What gets presented to us as a soft, caring new politics of consensus is in fact an intolerant new conformism, as Farage and Corbyn have discovered. Refuse to elevate electability over all other concerns, refuse to sing from the same PC, mild-mannered, green-tinted, low-horizoned, post-politics hymn sheet as everyone else, and you'll become an object of scorn.
"Farage" is a reference is Nigel Farage, the leader of the anti-EU, anti-immigrant U.K. Independence Party (who is claiming Corbyn's rise will be a "huge boost" for his party). Hitchens alluded to Farage in his column too. It's a common comparison—it isn't unusual to see Brits saying things like "While their politics couldn't be more different, both Jeremy Corbyn and UKIPs Nigel Farage epitomise the anti-Westminster view that many in the general public hold."

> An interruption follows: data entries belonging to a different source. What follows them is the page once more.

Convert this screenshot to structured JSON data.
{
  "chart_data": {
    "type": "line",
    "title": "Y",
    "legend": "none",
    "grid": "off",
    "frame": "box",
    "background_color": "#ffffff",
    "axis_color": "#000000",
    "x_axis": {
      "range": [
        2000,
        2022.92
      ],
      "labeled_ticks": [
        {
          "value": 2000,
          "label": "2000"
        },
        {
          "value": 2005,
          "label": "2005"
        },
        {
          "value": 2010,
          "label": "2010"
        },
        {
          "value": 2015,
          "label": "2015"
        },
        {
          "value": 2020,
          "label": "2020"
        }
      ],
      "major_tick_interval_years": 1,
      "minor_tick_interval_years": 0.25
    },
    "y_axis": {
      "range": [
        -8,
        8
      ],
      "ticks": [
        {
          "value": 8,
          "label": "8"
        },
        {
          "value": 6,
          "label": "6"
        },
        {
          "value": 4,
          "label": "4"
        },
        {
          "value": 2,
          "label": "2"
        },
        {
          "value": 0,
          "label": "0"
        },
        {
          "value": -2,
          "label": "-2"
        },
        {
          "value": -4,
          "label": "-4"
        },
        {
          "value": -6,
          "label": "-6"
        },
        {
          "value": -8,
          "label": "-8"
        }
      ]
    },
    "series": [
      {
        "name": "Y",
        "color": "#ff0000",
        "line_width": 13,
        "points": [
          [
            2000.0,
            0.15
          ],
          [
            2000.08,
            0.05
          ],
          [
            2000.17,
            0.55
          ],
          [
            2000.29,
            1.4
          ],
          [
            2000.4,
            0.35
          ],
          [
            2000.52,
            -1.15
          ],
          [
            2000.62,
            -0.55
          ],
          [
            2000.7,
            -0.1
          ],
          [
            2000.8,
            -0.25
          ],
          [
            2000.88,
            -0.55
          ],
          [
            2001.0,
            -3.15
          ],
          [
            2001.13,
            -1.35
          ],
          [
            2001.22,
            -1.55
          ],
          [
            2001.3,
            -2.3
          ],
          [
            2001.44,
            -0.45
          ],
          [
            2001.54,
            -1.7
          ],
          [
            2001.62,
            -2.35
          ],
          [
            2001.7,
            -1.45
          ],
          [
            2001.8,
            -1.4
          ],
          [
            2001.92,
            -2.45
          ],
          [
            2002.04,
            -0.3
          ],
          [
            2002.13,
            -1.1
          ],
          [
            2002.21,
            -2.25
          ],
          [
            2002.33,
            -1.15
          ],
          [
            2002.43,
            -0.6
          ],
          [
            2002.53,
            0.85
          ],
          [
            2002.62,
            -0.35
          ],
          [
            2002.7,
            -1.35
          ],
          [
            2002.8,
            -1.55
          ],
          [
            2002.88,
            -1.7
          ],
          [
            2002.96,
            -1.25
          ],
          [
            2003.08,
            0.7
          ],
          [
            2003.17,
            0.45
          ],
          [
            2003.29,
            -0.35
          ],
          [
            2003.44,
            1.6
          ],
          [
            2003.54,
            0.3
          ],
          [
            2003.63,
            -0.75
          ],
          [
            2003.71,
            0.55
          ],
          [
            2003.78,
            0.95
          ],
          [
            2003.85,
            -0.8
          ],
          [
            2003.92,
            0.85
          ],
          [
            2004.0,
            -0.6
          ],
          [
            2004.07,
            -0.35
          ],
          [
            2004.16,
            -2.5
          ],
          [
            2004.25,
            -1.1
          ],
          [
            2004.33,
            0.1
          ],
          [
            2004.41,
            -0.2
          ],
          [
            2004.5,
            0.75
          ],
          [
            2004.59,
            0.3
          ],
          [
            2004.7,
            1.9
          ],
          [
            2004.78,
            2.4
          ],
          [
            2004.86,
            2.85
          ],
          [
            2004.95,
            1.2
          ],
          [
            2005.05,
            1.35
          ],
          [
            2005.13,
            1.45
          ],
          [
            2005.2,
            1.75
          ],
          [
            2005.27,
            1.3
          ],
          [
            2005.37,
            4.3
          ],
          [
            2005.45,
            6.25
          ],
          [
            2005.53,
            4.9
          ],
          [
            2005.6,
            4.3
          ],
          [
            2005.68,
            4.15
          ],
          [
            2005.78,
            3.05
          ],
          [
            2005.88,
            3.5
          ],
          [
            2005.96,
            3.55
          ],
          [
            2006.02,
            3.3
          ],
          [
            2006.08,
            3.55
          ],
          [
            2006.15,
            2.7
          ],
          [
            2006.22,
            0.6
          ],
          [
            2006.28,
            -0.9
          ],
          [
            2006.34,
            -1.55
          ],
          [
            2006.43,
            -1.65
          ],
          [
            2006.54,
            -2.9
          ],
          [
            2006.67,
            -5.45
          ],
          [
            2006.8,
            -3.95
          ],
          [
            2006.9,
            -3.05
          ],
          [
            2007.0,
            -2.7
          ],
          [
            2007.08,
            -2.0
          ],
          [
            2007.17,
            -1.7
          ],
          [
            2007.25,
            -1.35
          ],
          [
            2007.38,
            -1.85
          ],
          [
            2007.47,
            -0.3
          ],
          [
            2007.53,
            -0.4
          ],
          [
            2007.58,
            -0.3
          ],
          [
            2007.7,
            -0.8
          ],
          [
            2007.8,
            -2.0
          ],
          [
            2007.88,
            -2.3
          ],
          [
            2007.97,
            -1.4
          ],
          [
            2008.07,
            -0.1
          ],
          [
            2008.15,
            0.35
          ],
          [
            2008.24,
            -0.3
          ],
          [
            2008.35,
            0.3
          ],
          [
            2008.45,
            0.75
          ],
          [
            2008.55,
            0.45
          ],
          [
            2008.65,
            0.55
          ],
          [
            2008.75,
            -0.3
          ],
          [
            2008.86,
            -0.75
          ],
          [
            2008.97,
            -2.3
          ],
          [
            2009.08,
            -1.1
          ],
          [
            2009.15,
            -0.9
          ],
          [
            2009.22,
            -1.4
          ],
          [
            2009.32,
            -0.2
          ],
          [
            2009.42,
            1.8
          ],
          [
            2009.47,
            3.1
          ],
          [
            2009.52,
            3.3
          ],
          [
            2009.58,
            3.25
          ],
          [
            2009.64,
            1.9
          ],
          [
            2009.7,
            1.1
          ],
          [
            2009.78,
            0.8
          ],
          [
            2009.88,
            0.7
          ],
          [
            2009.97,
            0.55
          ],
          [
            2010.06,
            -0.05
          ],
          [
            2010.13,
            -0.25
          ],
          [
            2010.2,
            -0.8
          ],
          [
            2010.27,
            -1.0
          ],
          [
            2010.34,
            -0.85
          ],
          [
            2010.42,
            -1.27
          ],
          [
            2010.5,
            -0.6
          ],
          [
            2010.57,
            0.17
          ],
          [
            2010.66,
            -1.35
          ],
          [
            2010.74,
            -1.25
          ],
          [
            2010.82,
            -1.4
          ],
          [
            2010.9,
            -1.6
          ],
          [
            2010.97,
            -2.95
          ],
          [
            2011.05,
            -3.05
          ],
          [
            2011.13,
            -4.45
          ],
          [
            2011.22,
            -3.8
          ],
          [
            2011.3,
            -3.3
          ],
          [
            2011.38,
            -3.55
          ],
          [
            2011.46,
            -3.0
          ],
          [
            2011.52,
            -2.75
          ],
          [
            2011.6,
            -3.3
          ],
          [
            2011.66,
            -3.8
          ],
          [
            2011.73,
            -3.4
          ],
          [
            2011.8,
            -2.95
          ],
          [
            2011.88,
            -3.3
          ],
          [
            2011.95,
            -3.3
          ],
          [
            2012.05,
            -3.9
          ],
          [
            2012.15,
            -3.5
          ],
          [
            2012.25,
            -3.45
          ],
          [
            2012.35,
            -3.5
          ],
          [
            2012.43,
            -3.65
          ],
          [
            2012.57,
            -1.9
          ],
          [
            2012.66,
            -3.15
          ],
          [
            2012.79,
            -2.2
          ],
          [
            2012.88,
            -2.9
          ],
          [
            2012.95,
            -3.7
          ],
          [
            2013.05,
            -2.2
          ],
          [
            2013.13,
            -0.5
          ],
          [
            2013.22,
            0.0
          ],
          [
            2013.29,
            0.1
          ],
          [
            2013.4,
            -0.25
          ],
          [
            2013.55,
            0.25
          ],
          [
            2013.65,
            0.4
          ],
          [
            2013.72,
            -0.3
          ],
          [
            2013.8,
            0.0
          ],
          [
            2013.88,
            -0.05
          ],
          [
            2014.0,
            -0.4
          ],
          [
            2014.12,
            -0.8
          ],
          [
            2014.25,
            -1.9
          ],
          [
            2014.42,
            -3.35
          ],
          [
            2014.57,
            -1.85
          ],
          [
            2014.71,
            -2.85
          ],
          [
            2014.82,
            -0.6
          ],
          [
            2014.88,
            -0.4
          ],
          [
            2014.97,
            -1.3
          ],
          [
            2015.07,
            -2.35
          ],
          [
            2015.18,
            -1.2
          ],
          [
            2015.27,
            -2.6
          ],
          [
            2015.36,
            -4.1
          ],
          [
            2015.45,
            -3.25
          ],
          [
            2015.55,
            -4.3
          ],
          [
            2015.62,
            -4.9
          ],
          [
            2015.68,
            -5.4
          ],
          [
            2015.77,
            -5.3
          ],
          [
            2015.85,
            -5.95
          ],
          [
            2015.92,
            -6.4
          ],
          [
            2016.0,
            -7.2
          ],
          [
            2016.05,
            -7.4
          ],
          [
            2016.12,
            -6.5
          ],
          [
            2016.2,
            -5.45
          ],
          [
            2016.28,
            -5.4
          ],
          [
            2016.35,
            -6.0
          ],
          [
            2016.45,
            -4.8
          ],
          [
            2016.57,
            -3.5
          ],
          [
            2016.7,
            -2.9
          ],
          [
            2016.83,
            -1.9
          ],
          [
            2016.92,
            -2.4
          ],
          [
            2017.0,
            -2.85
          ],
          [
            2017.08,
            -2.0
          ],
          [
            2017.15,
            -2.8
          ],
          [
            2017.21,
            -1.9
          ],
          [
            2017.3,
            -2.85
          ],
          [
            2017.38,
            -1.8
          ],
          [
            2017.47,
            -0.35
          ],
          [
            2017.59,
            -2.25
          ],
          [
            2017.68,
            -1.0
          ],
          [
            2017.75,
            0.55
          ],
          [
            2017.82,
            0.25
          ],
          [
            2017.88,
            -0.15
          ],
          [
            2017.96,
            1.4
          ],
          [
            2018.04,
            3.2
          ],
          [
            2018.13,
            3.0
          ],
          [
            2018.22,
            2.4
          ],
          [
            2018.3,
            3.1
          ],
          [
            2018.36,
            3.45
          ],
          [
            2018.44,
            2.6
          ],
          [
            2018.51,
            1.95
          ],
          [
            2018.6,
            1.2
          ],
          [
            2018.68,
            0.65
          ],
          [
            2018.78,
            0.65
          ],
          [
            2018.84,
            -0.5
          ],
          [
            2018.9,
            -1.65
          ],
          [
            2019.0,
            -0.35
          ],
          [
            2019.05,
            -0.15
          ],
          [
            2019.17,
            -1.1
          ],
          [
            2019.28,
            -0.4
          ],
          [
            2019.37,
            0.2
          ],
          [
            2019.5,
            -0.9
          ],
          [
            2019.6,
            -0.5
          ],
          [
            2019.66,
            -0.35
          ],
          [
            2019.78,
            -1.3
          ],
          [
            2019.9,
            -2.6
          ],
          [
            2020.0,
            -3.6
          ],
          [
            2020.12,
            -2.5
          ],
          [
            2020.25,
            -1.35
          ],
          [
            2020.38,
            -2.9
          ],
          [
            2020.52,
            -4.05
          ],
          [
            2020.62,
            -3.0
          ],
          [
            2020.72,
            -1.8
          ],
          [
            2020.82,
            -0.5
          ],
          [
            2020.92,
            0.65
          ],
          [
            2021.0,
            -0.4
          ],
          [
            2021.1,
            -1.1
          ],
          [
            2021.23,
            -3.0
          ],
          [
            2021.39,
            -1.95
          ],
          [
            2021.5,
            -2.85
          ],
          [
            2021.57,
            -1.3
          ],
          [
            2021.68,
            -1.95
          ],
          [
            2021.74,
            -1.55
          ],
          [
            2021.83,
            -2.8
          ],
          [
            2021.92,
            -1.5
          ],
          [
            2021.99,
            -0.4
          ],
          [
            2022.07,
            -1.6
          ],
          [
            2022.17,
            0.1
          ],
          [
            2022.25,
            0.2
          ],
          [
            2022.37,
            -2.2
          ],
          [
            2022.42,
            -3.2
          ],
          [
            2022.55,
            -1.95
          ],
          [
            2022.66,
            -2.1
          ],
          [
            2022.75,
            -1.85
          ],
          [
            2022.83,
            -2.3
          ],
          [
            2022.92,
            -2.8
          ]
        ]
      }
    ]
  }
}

Here in America, meanwhile, pundits love to go looking for common ground between Bernie Sanders and the closest we currently have to a Farage figure, Donald Trump. So I suppose that qualifies as a Sanders/Corbyn parallel as well.
(Postscript: Some of you have objected to the comparison in that last paragraph. So for the record: I'm well aware that the differences between Trump and Farage are even larger than the differences between Sanders and Corbyn. I'm just referring to the fact that both occupy the nationalist space in their countries' respective political landscapes.)